C’est ce qu’a rappelé, jeudi 25 août 2022, Pierre Sabi Kasseré, membre de la Haute Autorité de l’Audiovisuel et de la Communication (HAAC), à l’occasion d’un atelier national de sensibilisation des professionnels des médias sur les enjeux du numérique et l’implication des nouvelles lois adoptées dans l’exercice de leur profession pour une bonne pratique démocratique qui a démarré à Lomé.

Pour le président du comité Technique, Affaires Juridique et Accès équitable aux Médias, qui a animé une communication sur le thème : « Le journaliste sensible à la démocratie numérique et à la participation citoyenne, cas pratique », la démarcation est fondamentale dans la mesure où les journalistes font face à la concurrence des citoyens dans la production et la diffusion des contenus médiatiques.

« Dans un tel univers où chacun peut produire un article, un commentaire ou une vidéo, en lui donnant un aspect journalistique, la mission d’éducation et la responsabilité sociale des professionnels des médias sont plus que jamais de rigueur », a-t-il rappelé.

 

Parlant de la démocratie numérique, le représentant de la HAAC fait savoir que les journalistes ont un rôle important à jouer.

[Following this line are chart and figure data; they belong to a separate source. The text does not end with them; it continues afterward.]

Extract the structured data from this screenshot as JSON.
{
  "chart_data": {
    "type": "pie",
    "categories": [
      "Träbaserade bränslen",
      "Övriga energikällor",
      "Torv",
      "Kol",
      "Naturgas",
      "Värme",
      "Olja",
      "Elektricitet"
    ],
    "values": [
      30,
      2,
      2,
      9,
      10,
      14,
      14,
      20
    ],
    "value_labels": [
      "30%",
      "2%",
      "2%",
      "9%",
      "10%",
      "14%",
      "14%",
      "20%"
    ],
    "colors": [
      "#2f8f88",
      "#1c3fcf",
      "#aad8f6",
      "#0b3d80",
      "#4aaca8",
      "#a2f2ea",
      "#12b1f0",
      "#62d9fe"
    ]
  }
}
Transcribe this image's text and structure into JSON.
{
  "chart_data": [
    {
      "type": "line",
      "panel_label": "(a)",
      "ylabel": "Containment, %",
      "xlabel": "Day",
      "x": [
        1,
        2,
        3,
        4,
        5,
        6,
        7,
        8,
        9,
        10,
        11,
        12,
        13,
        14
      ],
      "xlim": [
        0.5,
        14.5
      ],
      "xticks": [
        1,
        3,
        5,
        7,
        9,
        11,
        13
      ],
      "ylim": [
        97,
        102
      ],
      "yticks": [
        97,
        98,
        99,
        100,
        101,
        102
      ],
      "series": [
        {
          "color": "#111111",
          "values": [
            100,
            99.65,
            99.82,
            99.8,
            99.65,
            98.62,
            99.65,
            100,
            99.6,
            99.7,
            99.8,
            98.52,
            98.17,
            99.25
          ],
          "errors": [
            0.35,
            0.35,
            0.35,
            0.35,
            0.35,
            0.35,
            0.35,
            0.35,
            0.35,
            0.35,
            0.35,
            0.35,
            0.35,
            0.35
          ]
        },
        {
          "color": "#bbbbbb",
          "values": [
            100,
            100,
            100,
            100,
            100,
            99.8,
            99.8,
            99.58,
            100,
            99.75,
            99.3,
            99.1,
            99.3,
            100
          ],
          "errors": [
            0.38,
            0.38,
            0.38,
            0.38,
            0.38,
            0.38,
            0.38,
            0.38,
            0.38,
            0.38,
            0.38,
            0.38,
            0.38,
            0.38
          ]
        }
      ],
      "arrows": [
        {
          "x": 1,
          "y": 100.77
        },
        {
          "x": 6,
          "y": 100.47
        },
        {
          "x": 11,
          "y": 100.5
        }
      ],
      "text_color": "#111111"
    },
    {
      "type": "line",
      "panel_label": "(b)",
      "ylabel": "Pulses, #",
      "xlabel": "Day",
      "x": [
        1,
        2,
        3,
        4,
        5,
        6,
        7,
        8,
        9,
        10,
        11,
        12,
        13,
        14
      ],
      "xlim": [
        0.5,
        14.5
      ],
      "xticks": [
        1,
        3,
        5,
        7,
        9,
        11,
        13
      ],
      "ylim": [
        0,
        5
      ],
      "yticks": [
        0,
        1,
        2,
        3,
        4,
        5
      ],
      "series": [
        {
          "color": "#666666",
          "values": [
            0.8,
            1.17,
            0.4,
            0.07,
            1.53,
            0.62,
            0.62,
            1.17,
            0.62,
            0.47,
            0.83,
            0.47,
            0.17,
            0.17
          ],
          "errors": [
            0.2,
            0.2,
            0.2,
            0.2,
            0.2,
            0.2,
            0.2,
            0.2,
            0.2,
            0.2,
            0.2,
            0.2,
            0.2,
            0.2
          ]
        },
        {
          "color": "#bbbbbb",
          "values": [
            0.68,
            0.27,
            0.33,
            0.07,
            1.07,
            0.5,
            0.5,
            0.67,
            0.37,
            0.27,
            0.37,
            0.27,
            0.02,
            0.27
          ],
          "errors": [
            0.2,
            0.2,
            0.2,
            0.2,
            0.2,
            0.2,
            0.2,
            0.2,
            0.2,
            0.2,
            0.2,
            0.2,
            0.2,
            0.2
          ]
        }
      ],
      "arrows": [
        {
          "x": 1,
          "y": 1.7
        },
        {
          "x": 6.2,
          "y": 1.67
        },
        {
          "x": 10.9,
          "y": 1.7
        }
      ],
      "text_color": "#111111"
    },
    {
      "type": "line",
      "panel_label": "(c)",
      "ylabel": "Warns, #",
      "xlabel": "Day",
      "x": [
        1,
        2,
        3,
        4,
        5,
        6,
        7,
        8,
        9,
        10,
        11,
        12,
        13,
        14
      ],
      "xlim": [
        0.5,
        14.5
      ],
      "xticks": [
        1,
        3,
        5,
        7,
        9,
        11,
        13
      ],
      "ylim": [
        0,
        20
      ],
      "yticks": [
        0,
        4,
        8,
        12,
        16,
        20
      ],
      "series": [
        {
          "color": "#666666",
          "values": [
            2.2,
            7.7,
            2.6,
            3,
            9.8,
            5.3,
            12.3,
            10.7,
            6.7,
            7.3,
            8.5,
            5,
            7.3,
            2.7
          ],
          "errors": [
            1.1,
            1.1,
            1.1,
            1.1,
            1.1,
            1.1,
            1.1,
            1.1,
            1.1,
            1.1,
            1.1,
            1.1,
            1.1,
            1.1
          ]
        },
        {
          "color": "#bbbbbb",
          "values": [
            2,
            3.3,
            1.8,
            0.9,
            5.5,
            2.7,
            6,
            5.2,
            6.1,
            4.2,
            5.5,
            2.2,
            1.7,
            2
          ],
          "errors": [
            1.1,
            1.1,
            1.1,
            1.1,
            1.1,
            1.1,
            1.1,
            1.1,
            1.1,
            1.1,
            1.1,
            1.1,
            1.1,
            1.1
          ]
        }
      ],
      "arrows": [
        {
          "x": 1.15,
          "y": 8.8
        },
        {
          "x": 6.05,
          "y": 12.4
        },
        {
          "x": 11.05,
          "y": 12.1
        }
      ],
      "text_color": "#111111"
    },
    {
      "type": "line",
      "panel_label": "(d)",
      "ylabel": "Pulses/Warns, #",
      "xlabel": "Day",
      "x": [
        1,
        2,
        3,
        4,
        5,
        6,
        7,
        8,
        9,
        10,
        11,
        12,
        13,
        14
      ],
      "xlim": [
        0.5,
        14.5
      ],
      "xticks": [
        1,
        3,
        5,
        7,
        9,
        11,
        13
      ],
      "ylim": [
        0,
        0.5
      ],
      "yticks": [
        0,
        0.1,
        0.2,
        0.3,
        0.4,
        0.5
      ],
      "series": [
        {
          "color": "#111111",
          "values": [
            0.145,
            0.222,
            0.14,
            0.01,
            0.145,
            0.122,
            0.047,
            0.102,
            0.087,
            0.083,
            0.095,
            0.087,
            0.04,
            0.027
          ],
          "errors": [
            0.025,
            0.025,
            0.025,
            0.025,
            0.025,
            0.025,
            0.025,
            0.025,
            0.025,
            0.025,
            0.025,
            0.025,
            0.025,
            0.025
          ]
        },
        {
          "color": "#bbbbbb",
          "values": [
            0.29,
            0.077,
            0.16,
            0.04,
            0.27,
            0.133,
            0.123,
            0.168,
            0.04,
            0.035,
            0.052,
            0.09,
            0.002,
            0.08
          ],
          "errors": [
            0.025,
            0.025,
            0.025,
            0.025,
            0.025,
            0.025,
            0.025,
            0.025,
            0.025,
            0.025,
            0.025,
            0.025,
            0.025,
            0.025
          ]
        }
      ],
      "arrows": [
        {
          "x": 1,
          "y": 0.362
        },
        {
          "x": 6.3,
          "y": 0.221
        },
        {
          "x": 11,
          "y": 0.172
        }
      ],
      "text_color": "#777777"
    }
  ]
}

« Déjà appelés à jouer un rôle de chiens de garde » dans la démocratie traditionnelle, la responsabilité des médias devient plus importante lorsqu’il s’agit des médias numériques, dans la mesure où le monde est devenu un « village planétaire » caractérisé par l’abolition des frontières territoriales et la circulation rapide de l’Information aux coins du monde. Les journalistes sont davantage interpellés afin que non seulement, ils offrent leurs canaux de diffusion de l’information aux citoyens, mais aussi, qu’ils contribuent à assainir les messages véhiculés à travers leurs supports médiatiques », a-t-il rappelé.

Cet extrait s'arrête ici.